Tradition. Legacy. Heritage.
Big words that are not just abstract concepts for UNC Charlotte’s football program.
On Tuesday, the program got a huge infusion of financial support from Jerry Richardson – a self-made man who started out as a student-athlete at a small Southern college and went on to catch a touchdown pass from Johnny Unitas in the 1959 NFL Championship game. After a brief but successful NFL career, he became a prosperous businessman, and subsequently the majority owner of the Carolina Panthers.
At a festive news conference, the Panthers owner donated $10 million to the Charlotte 49ers for their football stadium, which will be called Jerry Richardson Stadium.
To some of the younger people in the crowd, it might come as a surprise to learn Richardson had to overcome some rather large odds when he brought the NFL to Charlotte in the early 1990s. After years of hard work by Richardson and his staff, the long shot Panthers were one of two expansion teams accepted into the league in 1995, along with the Jacksonville Jaguars. The Panthers finished the season with a 7–9 record, the best from a first-year expansion team in league history.
In 1996, they posted a 12-4 regular season record and won the NFC West. The upstart Panthers beat the Dallas Cowboys in the divisional round before losing the NFC Champion Game to the Green Bay Packers, who went on to win the Super Bowl. It started a tradition of winning for the Panthers that lasted for many years and brought them to the Super Bowl in 2003.
Richardson is the kind of person who does not forget his roots, and he made it clear at the podium on Tuesday he wanted to make the donation so others like him also can have the opportunity to succeed. Along with his $10 million gift to name the stadium in perpetuity, he and his wife Rosalind endowed a football scholarship in honor of their son Jon.
“Jerry Richardson staked his claim to UNC Charlotte 10 million times,” said UNC Charlotte Chancellor Philip L. Dubois. “He knows that football can bring the students and the city of Charlotte together, and he understands how athletics can advance the connections between a university and its community. As an institution, UNC Charlotte is on the rise, and this gift will give us escape velocity to take our place among other great universities. Jerry recognizes what UNC Charlotte can do for the city, and what a city can do for its University.”
Richardson said, “The role UNC Charlotte plays in our community cannot be underestimated, and its profile will only continue to grow. The addition of football is another step in that growth, and it is important that our community supports the school and its programs. The potential of both the University and its athletic department is unlimited, and I am pleased to be able to participate in their development. My personal experiences from football have been very beneficial, and this is a way to support both the future of the game and the University. We’re excited to be part of your program. We’re team players, and we hope to have many years together.”
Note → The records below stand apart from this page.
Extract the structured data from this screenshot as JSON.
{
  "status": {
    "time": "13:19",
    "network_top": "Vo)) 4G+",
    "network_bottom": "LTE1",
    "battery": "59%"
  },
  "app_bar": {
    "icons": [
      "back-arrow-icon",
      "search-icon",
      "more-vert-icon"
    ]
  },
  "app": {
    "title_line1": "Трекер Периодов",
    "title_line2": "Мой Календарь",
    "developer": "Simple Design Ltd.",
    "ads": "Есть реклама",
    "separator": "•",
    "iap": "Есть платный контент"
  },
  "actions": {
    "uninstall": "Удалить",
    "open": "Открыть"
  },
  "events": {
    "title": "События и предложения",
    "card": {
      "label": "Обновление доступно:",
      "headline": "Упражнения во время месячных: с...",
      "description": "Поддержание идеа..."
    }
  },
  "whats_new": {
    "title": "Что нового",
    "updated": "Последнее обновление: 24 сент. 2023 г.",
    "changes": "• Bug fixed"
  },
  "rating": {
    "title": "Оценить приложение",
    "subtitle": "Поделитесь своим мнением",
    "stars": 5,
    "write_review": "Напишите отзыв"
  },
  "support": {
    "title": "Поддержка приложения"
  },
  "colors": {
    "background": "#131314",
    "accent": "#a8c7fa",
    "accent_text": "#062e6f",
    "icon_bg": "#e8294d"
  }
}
The Charlotte 49ers completed construction on the stadium in October 2012. The football team began practice in the 15,300-seat stadium at that time. It is located across from Grigg and Duke Centennial halls, near the campus entrance off Highway 29.
For her part, Charlotte 49ers Athletics Director Judy Rose said Richardson did not have to make the gift to enhance his standing in the community.
“Jerry Richardson, by no means, needed to make this donation. His legacy in this community and around the country is firmly established,” she said. “Jerry Richardson wanted to be among the first to stand up and state, ‘This program is important to me.’ As a former college athlete, he wanted to make this donation because of all that college athletics has done for him. As an owner of our region’s NFL franchise, he wanted to make this donation to support the region’s largest university.”
In fact, it was Richardson’s idea to make the donation.
“Nobody asked us to do this,” he said. “Charlotte is our home (and) I think athletics plays a key role in any university or college experience.
“In fact, I don’t do well when people ask me for money. I’d rather give it because I want to give it.”
Paul Nowell works in University Communications.